Quand on parle d’une vocation de la Suisse vis-à-vis de l’Europe, nombreux sont ceux qui crient à l’utopie. Beaucoup de gens s’imaginent que les petites raisons sont plus réalistes que les grandes. Beaucoup de gens s’imaginent que les réalités matérielles et pratiques sont plus sérieuses que les réalités spirituelles, qu’ils traitent volontiers d’idéologies fumeuses. Ces gens-là se trompent lourdement, et aujourd’hui plus qu’à toute autre époque. Car il est clair que la guerre actuelle est une guerre de doctrines et même de religions. Des raisons spirituelles la dominent, et il s’agit de les prendre au sérieux si l’on veut rester réaliste. Épargnés jusqu’ici par les bombardements, nous sommes engagés comme les autres dans le conflit spirituel. Chose étrange, sur ce plan-là, nous combattons en tant que neutres, justement ! Affirmer la mission de notre neutralité, voilà notre rôle stratégique dans cette bataille des doctrines. Nous l’avons constaté, à propos de la neutralité, ce sont les faits eux-mêmes qui nous invitent à prendre une attitude active vis-à-vis de l’Europe. Ce sont les faits qui rendent insuffisantes nos justifications par l’intérêt. De par notre situation de fait, nous sommes, si je puis dire, pratiquement condamnés à l’idéalisme.

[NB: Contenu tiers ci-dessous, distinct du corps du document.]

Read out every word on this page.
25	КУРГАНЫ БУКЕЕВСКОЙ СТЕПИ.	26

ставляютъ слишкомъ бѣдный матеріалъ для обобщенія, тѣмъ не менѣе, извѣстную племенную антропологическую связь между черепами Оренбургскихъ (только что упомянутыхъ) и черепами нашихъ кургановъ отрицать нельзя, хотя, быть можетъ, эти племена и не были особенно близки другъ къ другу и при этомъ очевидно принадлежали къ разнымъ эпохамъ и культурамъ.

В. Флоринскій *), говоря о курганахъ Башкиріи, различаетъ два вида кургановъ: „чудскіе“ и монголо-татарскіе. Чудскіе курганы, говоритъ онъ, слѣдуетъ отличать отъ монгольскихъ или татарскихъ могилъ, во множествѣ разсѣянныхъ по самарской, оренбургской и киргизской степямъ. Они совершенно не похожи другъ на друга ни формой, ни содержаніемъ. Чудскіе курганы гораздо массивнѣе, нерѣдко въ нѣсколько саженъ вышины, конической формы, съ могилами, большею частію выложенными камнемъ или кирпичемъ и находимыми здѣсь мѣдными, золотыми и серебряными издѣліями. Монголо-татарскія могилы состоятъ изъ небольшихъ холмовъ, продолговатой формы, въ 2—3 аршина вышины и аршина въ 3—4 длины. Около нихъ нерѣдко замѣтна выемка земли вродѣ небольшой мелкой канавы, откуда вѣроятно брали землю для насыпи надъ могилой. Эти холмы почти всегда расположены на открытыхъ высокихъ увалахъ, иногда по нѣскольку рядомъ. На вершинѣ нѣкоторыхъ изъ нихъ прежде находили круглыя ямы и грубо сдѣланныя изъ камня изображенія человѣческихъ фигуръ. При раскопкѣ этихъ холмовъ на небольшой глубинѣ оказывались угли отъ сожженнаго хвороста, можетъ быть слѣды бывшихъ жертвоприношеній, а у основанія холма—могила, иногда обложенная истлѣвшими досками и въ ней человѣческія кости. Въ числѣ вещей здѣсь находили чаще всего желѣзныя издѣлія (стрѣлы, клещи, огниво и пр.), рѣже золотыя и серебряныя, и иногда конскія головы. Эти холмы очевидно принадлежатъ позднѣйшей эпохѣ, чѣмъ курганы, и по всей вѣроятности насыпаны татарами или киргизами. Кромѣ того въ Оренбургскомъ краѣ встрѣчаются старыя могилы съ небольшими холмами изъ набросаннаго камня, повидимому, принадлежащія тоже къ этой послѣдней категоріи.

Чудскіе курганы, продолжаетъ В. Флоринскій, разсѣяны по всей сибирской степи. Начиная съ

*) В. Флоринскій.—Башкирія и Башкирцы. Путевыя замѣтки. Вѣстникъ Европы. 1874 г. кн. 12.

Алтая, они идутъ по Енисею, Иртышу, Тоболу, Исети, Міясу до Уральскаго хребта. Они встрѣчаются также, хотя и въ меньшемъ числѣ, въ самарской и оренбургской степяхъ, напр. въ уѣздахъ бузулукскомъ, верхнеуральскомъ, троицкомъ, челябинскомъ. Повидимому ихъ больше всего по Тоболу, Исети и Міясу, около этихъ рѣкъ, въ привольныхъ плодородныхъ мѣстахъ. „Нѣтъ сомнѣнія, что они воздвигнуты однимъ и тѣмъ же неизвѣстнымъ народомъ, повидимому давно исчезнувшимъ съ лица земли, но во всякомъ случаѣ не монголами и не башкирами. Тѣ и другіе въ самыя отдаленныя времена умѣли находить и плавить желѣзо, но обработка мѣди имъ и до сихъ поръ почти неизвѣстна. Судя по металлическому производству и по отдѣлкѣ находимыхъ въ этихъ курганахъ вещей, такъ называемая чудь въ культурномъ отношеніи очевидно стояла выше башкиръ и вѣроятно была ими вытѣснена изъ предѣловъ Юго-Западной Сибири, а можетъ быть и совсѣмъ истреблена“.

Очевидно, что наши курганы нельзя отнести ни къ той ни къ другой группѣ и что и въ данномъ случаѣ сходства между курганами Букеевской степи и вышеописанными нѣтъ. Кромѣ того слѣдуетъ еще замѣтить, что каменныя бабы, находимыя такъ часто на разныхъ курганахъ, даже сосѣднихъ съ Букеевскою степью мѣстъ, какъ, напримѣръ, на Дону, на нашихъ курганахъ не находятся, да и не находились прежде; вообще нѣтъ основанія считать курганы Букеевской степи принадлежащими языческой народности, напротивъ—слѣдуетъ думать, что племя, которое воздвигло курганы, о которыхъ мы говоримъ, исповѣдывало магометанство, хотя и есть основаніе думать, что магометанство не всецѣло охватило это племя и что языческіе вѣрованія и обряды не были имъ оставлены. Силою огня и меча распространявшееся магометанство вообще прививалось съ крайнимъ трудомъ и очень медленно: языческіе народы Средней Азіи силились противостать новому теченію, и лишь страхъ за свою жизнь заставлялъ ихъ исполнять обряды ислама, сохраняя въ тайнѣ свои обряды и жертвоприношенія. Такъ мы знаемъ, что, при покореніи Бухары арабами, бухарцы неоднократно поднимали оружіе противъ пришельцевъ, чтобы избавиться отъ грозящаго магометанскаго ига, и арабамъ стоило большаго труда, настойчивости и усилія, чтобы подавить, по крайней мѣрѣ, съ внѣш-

Mais beaucoup de bons Suisses ne le voient pas de leurs yeux, et par suite, ne veulent pas y croire. Ils prétendent tenir compte uniquement de ce qui est inscrit dans nos nécessités, dans notre situation géographique et matérielle. Et ils affirment que dans toutes ces choses qui peuvent être vues et touchées, nos Alpes, la petitesse de notre territoire, et nos difficultés économiques, ils n’aperçoivent nullement l’indication d’une vocation européenne de la Suisse. Dans un certain sens, ils n’ont pas tort. Une vocation n’est jamais inscrite en clair dans les faits matériels. Il faut savoir l’y déchiffrer, et cela ne se peut qu’avec les yeux de l’esprit. Tenir compte des faits ne suffit pas : il faut savoir leur donner un sens, leur ajouter un sens par un acte de l’esprit.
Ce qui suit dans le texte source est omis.